World Communications Day – Silence and Word: Path of Evangelisation
World Communications Day: Silence and Word: Path of Evangelisation
To read Pope Benedict XVI’s message for World Communications Day, please click here.
Every year the Pope in his Message for World Communications Day offers a reflection on some aspect of communication with a view to both promoting public discussion and providing some guidelines for the Church’s own engagement in this constitutive dimension of its mission. In recent years, Pope Benedict XVI has focused on the changes being effected in the culture of communications by the new digital technologies and by social media: The new technologies are not only changing the way we communicate, but communication itself, so much so that it could be said that we are living through a period of vast cultural transformation. This means of spreading information and knowledge is giving birth to a new way of learning and thinking, with unprecedented opportunities for establishing relationships and building fellowship (World Communications Day Message, 2011).
In this year’s message the Pope turns his attention to what might be seen as a more ‘classic’ element of communication: silence or, more precisely, the relationship between silence and word. Some commentators have sought to characterise the choice of this theme as a shift away from his positive evaluation of new technologies and media – these technologies are truly a gift to humanity (World Communications Day Message, 2009) – but it is best understood as a powerful reminder that communication is essentially a human activity rather than a technological achievement. The Pope is not proposing silence as an alternative to engagement in communication nor is he calling for us to switch off new media; he is, rather, insisting that silence is an integral element of human communication. Our appreciation of the importance of silence must be recovered, and its practice fostered, if we are to safeguard the meaningfulness of the communication that is facilitated by new technologies. His message is somewhat counter-cultural, as he stated during a recent public audience: silence … is particularly difficult for us. In fact, ours is an era that does not encourage recollection; indeed, one sometimes gets the impression that people are frightened of being cut off, even for an instant, from the torrent of words and images that mark and fill the day (Audience, 7 March 2012).
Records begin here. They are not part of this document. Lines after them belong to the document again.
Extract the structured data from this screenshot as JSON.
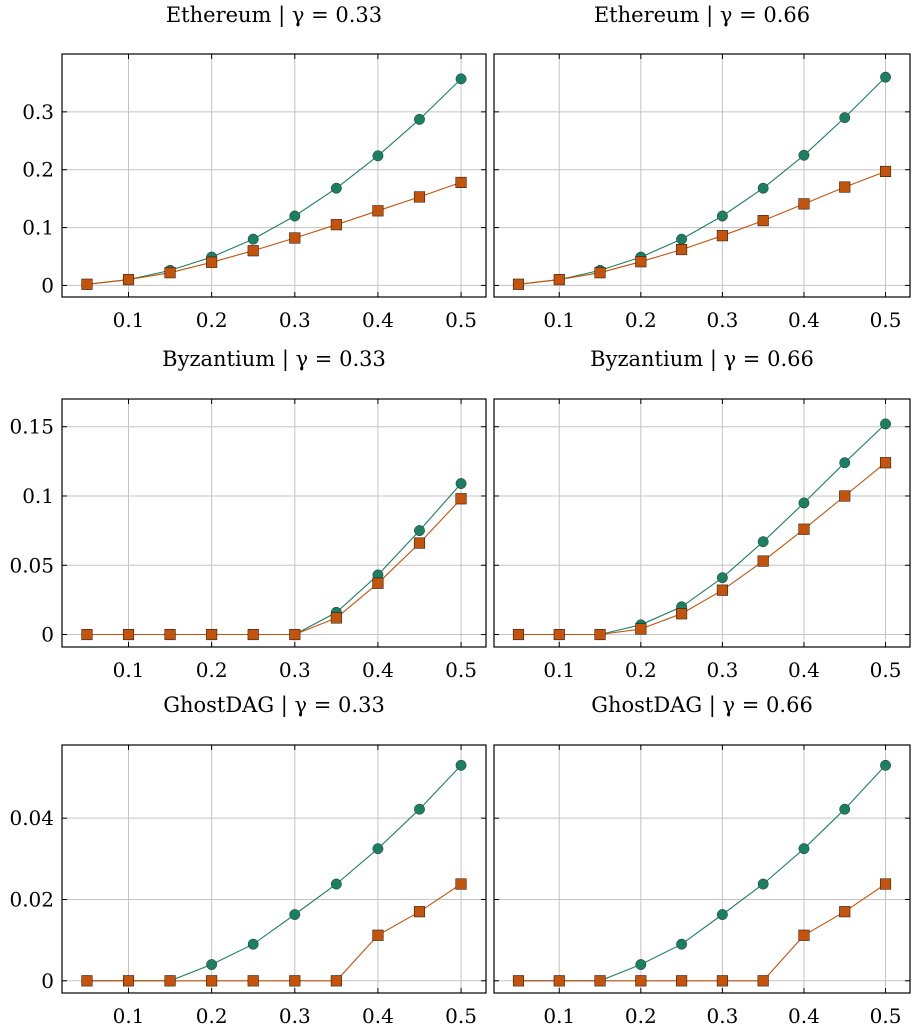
{
  "colors": {
    "series_1": "#1b7f62",
    "series_2": "#c4530c",
    "grid": "#c4c4c4"
  },
  "chart_data": [
    {
      "type": "line",
      "title": "Ethereum | γ = 0.33",
      "x": [
        0.05,
        0.1,
        0.15,
        0.2,
        0.25,
        0.3,
        0.35,
        0.4,
        0.45,
        0.5
      ],
      "xticks": [
        "0.1",
        "0.2",
        "0.3",
        "0.4",
        "0.5"
      ],
      "yticks": [
        "0",
        "0.1",
        "0.2",
        "0.3"
      ],
      "xlim": [
        0.02,
        0.53
      ],
      "ylim": [
        -0.02,
        0.4
      ],
      "grid": true,
      "series": [
        {
          "marker": "circle",
          "values": [
            0.002,
            0.01,
            0.026,
            0.049,
            0.08,
            0.12,
            0.168,
            0.224,
            0.287,
            0.357
          ]
        },
        {
          "marker": "square",
          "values": [
            0.002,
            0.01,
            0.022,
            0.04,
            0.06,
            0.082,
            0.105,
            0.129,
            0.153,
            0.178
          ]
        }
      ]
    },
    {
      "type": "line",
      "title": "Ethereum | γ = 0.66",
      "x": [
        0.05,
        0.1,
        0.15,
        0.2,
        0.25,
        0.3,
        0.35,
        0.4,
        0.45,
        0.5
      ],
      "xticks": [
        "0.1",
        "0.2",
        "0.3",
        "0.4",
        "0.5"
      ],
      "yticks": [],
      "xlim": [
        0.02,
        0.53
      ],
      "ylim": [
        -0.02,
        0.4
      ],
      "grid": true,
      "series": [
        {
          "marker": "circle",
          "values": [
            0.002,
            0.01,
            0.026,
            0.049,
            0.08,
            0.12,
            0.168,
            0.225,
            0.29,
            0.36
          ]
        },
        {
          "marker": "square",
          "values": [
            0.002,
            0.01,
            0.022,
            0.041,
            0.062,
            0.086,
            0.112,
            0.141,
            0.17,
            0.197
          ]
        }
      ]
    },
    {
      "type": "line",
      "title": "Byzantium | γ = 0.33",
      "x": [
        0.05,
        0.1,
        0.15,
        0.2,
        0.25,
        0.3,
        0.35,
        0.4,
        0.45,
        0.5
      ],
      "xticks": [
        "0.1",
        "0.2",
        "0.3",
        "0.4",
        "0.5"
      ],
      "yticks": [
        "0",
        "0.05",
        "0.1",
        "0.15"
      ],
      "xlim": [
        0.02,
        0.53
      ],
      "ylim": [
        -0.009,
        0.17
      ],
      "grid": true,
      "series": [
        {
          "marker": "circle",
          "values": [
            0,
            0,
            0,
            0,
            0,
            0,
            0.016,
            0.043,
            0.075,
            0.109
          ]
        },
        {
          "marker": "square",
          "values": [
            0,
            0,
            0,
            0,
            0,
            0,
            0.012,
            0.037,
            0.066,
            0.098
          ]
        }
      ]
    },
    {
      "type": "line",
      "title": "Byzantium | γ = 0.66",
      "x": [
        0.05,
        0.1,
        0.15,
        0.2,
        0.25,
        0.3,
        0.35,
        0.4,
        0.45,
        0.5
      ],
      "xticks": [
        "0.1",
        "0.2",
        "0.3",
        "0.4",
        "0.5"
      ],
      "yticks": [],
      "xlim": [
        0.02,
        0.53
      ],
      "ylim": [
        -0.009,
        0.17
      ],
      "grid": true,
      "series": [
        {
          "marker": "circle",
          "values": [
            0,
            0,
            0,
            0.007,
            0.02,
            0.041,
            0.067,
            0.095,
            0.124,
            0.152
          ]
        },
        {
          "marker": "square",
          "values": [
            0,
            0,
            0,
            0.004,
            0.015,
            0.032,
            0.053,
            0.076,
            0.1,
            0.124
          ]
        }
      ]
    },
    {
      "type": "line",
      "title": "GhostDAG | γ = 0.33",
      "x": [
        0.05,
        0.1,
        0.15,
        0.2,
        0.25,
        0.3,
        0.35,
        0.4,
        0.45,
        0.5
      ],
      "xticks": [
        "0.1",
        "0.2",
        "0.3",
        "0.4",
        "0.5"
      ],
      "yticks": [
        "0",
        "0.02",
        "0.04"
      ],
      "xlim": [
        0.02,
        0.53
      ],
      "ylim": [
        -0.003,
        0.058
      ],
      "grid": true,
      "series": [
        {
          "marker": "circle",
          "values": [
            0,
            0,
            0,
            0.004,
            0.009,
            0.0163,
            0.0238,
            0.0325,
            0.0422,
            0.053
          ]
        },
        {
          "marker": "square",
          "values": [
            0,
            0,
            0,
            0,
            0,
            0,
            0,
            0.0112,
            0.017,
            0.0238
          ]
        }
      ]
    },
    {
      "type": "line",
      "title": "GhostDAG | γ = 0.66",
      "x": [
        0.05,
        0.1,
        0.15,
        0.2,
        0.25,
        0.3,
        0.35,
        0.4,
        0.45,
        0.5
      ],
      "xticks": [
        "0.1",
        "0.2",
        "0.3",
        "0.4",
        "0.5"
      ],
      "yticks": [],
      "xlim": [
        0.02,
        0.53
      ],
      "ylim": [
        -0.003,
        0.058
      ],
      "grid": true,
      "series": [
        {
          "marker": "circle",
          "values": [
            0,
            0,
            0,
            0.004,
            0.009,
            0.0163,
            0.0238,
            0.0325,
            0.0422,
            0.053
          ]
        },
        {
          "marker": "square",
          "values": [
            0,
            0,
            0,
            0,
            0,
            0,
            0,
            0.0112,
            0.017,
            0.0238
          ]
        }
      ]
    }
  ]
}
In the opening paragraphs of the Message, Benedict XVI teases out the anthropological significance of silence. There can be no meaningful communication without silence. Silence speaks – at times our silence can be the most eloquent expression of our closeness to, our solidarity with and out attentiveness towards another person. Our silence can express our respect and love for another person – in silence, we listen to them and we give priority to their word. This is especially true when our interlocutors express themselves in questions, as is increasingly the case with social media. The search-engines and the social networks have become the point of departure for much human communication as people look for information, advice, suggestions and recommendations. These questions must be allowed their own integrity, if they are to receive a meaningful response. The questions must be listened to, engaged with and clarified. The one responding must be open to further questioning. This process, often characterised as being inter-active, is fundamentally dialogical. Dialogue requires a genuine and authentic listening to the other – a listening that is impossible without silence.
Engagement with the questions, and more importantly with the questioners, opens up the possibility of a more profound dialogue. One can discern concerns about the ultimate questions of human existence: What can we know? What ought we to do? What may we hope? A careful listening, rooted in respect for the questions and the questioner, is required to allow these deeper concerns to emerge. Silence, rather than a rush to provide answers, is often most effective in allowing a questioner to go deeper. This search for truths, which ultimately expresses an inchoate search for the truth, itself requires silence if it is to reach its scope. The necessity for silence has long been appreciated within the religious traditions which, as the Pope notes, consider solitude and silence as privileged states which help people to rediscover themselves and that Truth which gives meaning to all things.
In his concluding paragraphs Pope Benedict focuses on the place of silence in Christian spirituality. He recalls that the God of biblical revelation communicates also in the mystery of his silence. This is manifested especially in the mystery of the Cross of Christ: The eloquence of God’s love, lived to the point of the supreme gift, speaks in the silence of the Cross. He insists that just as God can express himself to us in his silence, we in turn discover in silence the possibility of speaking with God and about God. He encourages us to allow our silence to mature into contemplation. He reminds us that we can never grasp the essence of God with our words and concepts and that space must be made for silent contemplation. Recently the Pope has spoken of the transformative capacity of such contemplation: Silence can carve out an inner space in our very depths to enable God to dwell there, so that his word will remain within us and love for him take root in our minds and hearts and inspire our life (Audience, 7 March 2012).
The Message concludes with a succinct reminder that evangelization, our communication of the Good News, is not just about words: Word and silence: learning to communicate is learning to listen and contemplate as well as speak. New media can be part of that learning. The Pope acknowledges the existence of various types of websites, applications and social networks which can help people today to find time for reflection and authentic questioning, as well as making space for silence and occasions for prayer, meditation or sharing of the word of God. In our times, however, silence is something of an acquired taste. An essential dimension of the Church’s communicative activity must be to provide occasions and opportunities, both physical and digital, for people to learn the arts of silence and contemplation, to recover an appetite for solitude and interiority. This would undoubtedly be a fruitful starting point for our proclamation of the Gospel but it would be invaluable also as a service to meaningful human communication.